For special or ceremonial occasions, men and women wear blue and white vests in addition to vibrant accessories, such as an octagonal wooden hat for women, and silver helmets for men. During funerals and times of mourning, women wear their upper garments inside out, and men wear a piece of cloth, reverse side out, on their heads. It is also considered taboo to wear clothing with an odd number of blue or black stripes. Therefore, clothing patterns typically consist of 8 to 12 stripes. Neither in ritualistic or everyday situations do the Tao people wear shoes.

== Diet ==
The Tao people's production methods are divided into two primary categories: agriculture and fishing. Due to taro's ability to grow in a wide array of climates, it is a vital part of the Tao diet. The Tao people plant taro on the narrow coastal plains, and thus their diet consists of wetland taro and taro sweet potatoes. Their food is divided into two groups: kanen and yakan. Kanen is considered an entrée similar to rice, and yakan is deemed a side dish. Women are charged the task of collecting and cooking the kanen, while men are supposed to search for the yakan.

A crucial aspect of the Tao daily diet is seafood. While men are primarily charged with fishing duties, women are responsible for gathering shells, seaweed, and smaller fish from holes along the shore. The men practice both spear and net fishing as a means of sustenance. All fish are categorized as either rahed or oyod. Rahed fish is deemed bad, and thus only eaten by men. The oyod fish is considered the real fish and can be eaten by both men and women.

== Government relations ==
The Council of Indigenous Peoples is a Taiwanese cabinet-level government body that serves the needs of the country's indigenous populations. The Tao people are one of sixteen aborigine populations represented by the council. The Tao people have no formal hierarchical structure. When disputes arise, the involved families are called upon to resolve the situation. Social affairs are governed by the male heads of families and members of the fishing community.

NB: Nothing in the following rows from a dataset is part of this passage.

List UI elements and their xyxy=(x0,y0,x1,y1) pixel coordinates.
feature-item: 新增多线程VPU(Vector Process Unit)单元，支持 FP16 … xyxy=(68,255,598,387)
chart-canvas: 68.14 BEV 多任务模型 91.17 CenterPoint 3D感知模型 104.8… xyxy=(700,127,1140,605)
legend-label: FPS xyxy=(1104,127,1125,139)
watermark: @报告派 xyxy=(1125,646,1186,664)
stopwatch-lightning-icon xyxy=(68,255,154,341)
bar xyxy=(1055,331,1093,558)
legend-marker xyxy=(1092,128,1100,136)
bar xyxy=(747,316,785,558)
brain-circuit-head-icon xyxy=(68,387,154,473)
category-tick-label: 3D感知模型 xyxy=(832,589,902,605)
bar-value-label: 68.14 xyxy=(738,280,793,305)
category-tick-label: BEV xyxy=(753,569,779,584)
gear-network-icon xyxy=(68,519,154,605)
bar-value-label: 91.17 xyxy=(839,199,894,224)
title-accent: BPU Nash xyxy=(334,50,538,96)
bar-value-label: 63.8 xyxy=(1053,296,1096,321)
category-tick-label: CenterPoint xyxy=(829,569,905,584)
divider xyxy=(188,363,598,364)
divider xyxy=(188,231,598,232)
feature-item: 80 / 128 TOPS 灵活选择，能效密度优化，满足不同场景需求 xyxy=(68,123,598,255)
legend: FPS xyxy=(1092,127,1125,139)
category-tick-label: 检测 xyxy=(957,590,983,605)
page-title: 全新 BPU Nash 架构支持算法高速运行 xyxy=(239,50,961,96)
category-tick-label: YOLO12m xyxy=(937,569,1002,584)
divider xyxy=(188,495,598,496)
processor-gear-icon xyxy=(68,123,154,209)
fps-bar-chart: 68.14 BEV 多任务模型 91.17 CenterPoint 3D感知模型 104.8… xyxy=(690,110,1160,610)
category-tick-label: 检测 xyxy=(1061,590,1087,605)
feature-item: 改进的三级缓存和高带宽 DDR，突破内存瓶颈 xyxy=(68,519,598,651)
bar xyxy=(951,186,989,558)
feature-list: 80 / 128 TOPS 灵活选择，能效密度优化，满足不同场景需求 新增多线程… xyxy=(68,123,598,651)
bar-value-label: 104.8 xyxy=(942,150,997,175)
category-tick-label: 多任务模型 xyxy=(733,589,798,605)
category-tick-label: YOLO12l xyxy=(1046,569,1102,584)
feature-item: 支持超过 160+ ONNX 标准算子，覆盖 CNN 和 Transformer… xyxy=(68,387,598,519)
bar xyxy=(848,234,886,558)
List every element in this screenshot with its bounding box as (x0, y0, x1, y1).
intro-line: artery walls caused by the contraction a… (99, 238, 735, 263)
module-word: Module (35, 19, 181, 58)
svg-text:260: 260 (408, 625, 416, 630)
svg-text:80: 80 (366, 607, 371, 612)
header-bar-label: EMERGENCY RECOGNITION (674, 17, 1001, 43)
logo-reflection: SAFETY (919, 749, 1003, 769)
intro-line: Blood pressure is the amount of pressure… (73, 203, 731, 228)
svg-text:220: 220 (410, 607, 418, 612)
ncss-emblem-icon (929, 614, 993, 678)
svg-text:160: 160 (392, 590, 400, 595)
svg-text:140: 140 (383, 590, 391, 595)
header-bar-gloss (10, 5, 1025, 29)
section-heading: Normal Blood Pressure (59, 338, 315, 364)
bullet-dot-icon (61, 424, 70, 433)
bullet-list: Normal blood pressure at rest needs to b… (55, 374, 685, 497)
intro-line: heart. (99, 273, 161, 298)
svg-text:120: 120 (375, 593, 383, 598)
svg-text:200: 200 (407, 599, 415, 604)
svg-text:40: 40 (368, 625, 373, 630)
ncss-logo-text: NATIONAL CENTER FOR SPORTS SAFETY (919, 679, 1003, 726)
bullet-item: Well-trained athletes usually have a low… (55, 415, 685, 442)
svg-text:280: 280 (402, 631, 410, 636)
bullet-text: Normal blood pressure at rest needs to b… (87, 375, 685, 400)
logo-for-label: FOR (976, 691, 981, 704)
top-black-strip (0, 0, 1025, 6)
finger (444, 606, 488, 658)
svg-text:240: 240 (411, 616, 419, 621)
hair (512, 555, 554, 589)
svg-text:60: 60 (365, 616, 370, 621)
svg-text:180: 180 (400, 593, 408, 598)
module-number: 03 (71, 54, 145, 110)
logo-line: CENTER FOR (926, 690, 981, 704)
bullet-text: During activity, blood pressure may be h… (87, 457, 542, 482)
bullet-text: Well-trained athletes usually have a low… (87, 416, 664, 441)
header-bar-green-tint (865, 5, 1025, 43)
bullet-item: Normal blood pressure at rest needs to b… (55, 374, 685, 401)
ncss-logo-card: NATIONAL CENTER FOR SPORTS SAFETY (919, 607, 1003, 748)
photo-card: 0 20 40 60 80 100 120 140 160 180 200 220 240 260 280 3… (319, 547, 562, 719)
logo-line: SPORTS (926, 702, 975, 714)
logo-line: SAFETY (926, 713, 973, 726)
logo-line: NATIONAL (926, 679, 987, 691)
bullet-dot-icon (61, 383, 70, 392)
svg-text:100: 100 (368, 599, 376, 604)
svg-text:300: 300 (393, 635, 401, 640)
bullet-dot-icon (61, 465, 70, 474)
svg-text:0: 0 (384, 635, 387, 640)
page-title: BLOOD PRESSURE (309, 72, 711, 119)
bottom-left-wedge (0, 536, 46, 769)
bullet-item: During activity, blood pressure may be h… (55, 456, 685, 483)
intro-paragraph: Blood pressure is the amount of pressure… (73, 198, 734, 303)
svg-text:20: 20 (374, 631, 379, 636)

In 1967, the Taiwanese government stepped in to provide the Tao people concrete homes, an act which the aboriginal community deemed an affront to their culture. However, most Tao live in these homes now with the addition of open-air pavilions. Due to the island's relative remoteness, it lacks the equivalent infrastructure in transportation, health care or education in comparison to the main island. However, in 2007, an official of the Council of Indigenous Peoples stated that it would raise its budget to help the aboriginal groups of Taiwan.

== Nuclear waste ==
The Taiwan Power Company (Taipower) completed construction of Orchid Island's nuclear waste storage facility in 1982. The facility houses waste from Taiwan's three operating nuclear power plants. Since its construction, 98,700 barrels of waste have been deposited on the island.

Since its construction, the storage facility has been met with opposition. Due to language barriers, the Tao people were not aware that a nuclear storage facility was being erected on their island. During its construction, workers told the islanders that they were building a food cannery that would help the local economy. In 1987, when the Tao people finally learned of the dangers of nuclear waste, they began protests that lasted for more than twenty years. In the decades since the storage facility was constructed, there have been reports of increased cancer rates. In 2007, Taipower promised to remove all nuclear waste by 2016. On 22 November 2019, the government awarded $2.55 billion NTD ($83.6 million USD) to Orchid Island residents as compensation for the nuclear waste storage facility, which was determined to have been constructed without their knowledge or consent.